Ford Distributor Stuck

Hi All,

I’m working on a 351 Cleaveland engine by Ford, and cannot move the distributor. I don’t need to remove it, just twist it to adjust the timing. I’ve loosened the bolt and used lubricant, as well as some force, but to no avail. Any help would be appreciated. Thanks.

My first thought for anything that is stuck is to use heat and work it slowly. If you are going to use a spray, I recommend “Blaster PB Penetrating oil” (PB Blaster). Chisel and Hammer are the last resort but may be necessary.
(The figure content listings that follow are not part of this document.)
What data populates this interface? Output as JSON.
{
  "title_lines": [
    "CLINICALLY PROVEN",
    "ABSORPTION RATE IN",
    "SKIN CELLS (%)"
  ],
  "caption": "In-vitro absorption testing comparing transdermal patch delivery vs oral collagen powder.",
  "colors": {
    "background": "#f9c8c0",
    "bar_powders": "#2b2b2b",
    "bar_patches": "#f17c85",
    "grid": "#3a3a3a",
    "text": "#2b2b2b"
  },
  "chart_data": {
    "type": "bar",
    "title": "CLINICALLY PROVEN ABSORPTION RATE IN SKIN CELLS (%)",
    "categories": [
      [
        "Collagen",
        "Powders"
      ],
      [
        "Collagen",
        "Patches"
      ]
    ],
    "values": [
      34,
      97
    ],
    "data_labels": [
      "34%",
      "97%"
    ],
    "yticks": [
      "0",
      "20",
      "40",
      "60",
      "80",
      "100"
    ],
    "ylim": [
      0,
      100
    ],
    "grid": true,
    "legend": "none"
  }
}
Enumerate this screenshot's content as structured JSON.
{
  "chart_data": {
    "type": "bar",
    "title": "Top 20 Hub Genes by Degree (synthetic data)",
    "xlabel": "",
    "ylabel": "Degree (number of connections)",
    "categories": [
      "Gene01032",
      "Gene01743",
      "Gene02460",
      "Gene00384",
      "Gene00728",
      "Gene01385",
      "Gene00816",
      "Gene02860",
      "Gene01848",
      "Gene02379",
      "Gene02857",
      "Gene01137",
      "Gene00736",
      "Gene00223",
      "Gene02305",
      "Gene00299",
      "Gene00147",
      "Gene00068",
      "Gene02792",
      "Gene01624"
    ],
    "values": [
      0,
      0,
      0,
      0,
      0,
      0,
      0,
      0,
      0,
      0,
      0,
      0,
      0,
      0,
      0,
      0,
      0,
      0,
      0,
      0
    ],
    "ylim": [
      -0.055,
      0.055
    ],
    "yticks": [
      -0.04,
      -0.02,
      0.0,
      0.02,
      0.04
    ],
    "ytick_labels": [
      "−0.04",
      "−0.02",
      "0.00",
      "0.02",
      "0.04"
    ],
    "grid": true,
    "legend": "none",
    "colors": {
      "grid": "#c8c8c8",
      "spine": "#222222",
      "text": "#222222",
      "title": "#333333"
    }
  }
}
Here are some ideas from around the web.

  • WD-40 is a solvent and it won’t hurt to try it. Just keep soaking it and the rubber hammer on the vac advance is probably better than trying to turn the housing with something.
  • Try pulling it up and out. First mark where the rotor is aimed. When you get the dizzy up and out,then clean the base, and reinstall with rotor ending up in the original position it was in before you yanked it.
  • In one shop I worked, 390 Fords were famous for stuck distributors. One mechanic would get the engine hot, give the base of the distributor a blast from a CO2 fire extinguisher, I was awed, it worked. He did shoot the extinguisher under a towel so there was no mess. No good on a non-running engine though…

Source: Bob

Build a dam around it with putty and fill it with vinegar. The vinegar is acidic and dissolves the corroded aluminum. If it doesn’t work after you’ve tried the solvent, brake fluid, brake clean, etc then its hammer and chisel time although I did get one out with a slide hammer and steel strap around the housing.